CMA, which represents about half of the state's physicians, opposes a provision in Gov. Arnold Schwarzenegger's (R) health care reform proposal that would require a 2% contribution from physicians' net income to the state in exchange for higher Medi-Cal reimbursements. Medi-Cal is California's Medicaid program.
Physicians opposing the mandatory contribution say it would affect their entire office revenue, or at least 4% of their take-home pay.
CMA also opposes Sen. Sheila Kuehl's (D-Los Angeles) measure (SB 840) to create a single-payer, state-run health care system, saying that the bill could lead to low reimbursement rates.
The health care reform debate has divided physicians with profitable practices and those who treat low-income residents; physicians in fee-for-service practices and managed care physicians; and physicians who are content with the current system and those who want to overhaul the system.

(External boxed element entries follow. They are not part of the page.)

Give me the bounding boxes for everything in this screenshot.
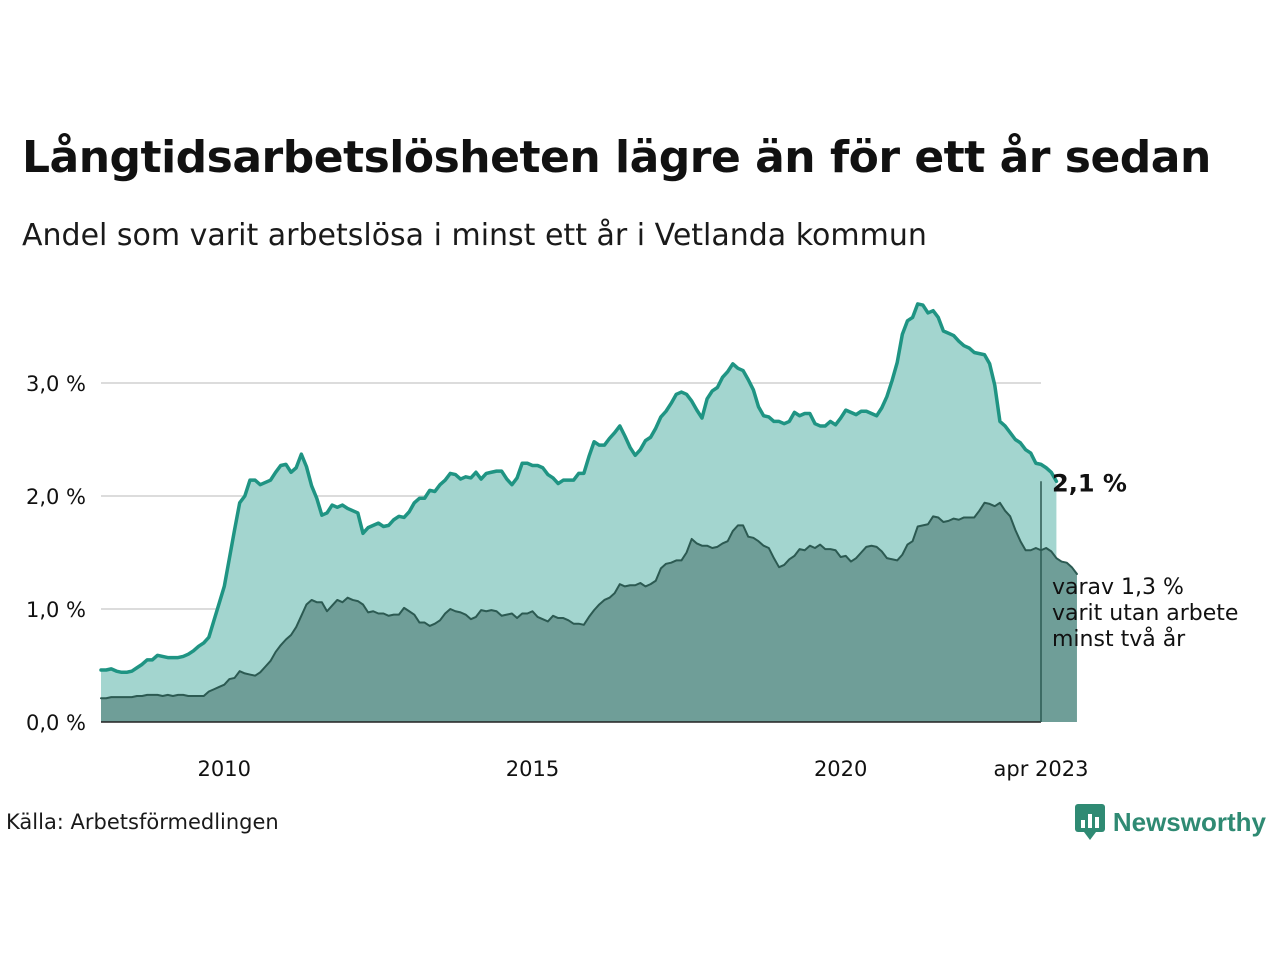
x-tick-label: apr 2023	[994, 757, 1089, 781]
y-tick-label: 2,0 %	[26, 485, 86, 509]
axes: 0,0 % 1,0 % 2,0 % 3,0 % 2010 2015 2020 apr 2023	[26, 372, 1089, 781]
newsworthy-logo-icon	[1074, 804, 1105, 840]
brand-name: Newsworthy	[1112, 806, 1266, 837]
x-tick-label: 2010	[198, 757, 251, 781]
sub-series-label: minst två år	[1052, 626, 1186, 652]
brand-logo: Newsworthy	[1074, 804, 1266, 840]
sub-series-label: varit utan arbete	[1052, 601, 1238, 626]
x-tick-label: 2015	[506, 757, 559, 781]
y-tick-label: 3,0 %	[26, 372, 86, 396]
source-note: Källa: Arbetsförmedlingen	[6, 810, 279, 834]
total-end-label: 2,1 %	[1052, 469, 1127, 497]
x-tick-label: 2020	[814, 757, 867, 781]
chart-areas	[99, 302, 1078, 722]
area-sub	[101, 502, 1077, 722]
sub-series-label: varav 1,3 %	[1052, 575, 1184, 600]
y-tick-label: 1,0 %	[26, 598, 86, 622]
y-tick-label: 0,0 %	[26, 711, 86, 735]
chart-title: Långtidsarbetslösheten lägre än för ett …	[22, 132, 1211, 183]
chart-subtitle: Andel som varit arbetslösa i minst ett å…	[22, 218, 927, 253]
line-sub	[100, 501, 1078, 700]
line-total	[99, 302, 1059, 675]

The California Association of Physician Groups has not taken a position on the governor's proposal. The physician group represents 150 managed-care entities that employ or contract physicians.
Don Crane, president of CAPG, said the group "applauds and believes in the concept of shared responsibility" -- a major theme of Schwarzenegger's proposal.
Joe Dunn, president of CMA, said, "We will be very aggressive, far more aggressive than we ever have been, if the health care discussions start to go in a direction that will further erode the relationship between the physicians and their patients."
CMA is lobbying Democratic lawmakers to increase Medi-Cal reimbursements without requiring contributions from physicians.
Medi-Cal reimbursements to physicians in California are among the lowest in the nation. Forty percent of physicians over the past year in California did not participate in the program because of inadequate rates, according to the Times (Rau, Los Angeles Times, 5/14).
"A compromise" to overhauling California's health care system "is within reach," a Sacramento Bee editorial states. "What happens in the next few weeks could determine whether state leaders seize or squander this opportunity," according to the editorial.
"An open process for deciding on" a health care reform proposal "should now be Task No. 1 at the Capitol," the editorial concludes (Sacramento Bee, 5/13).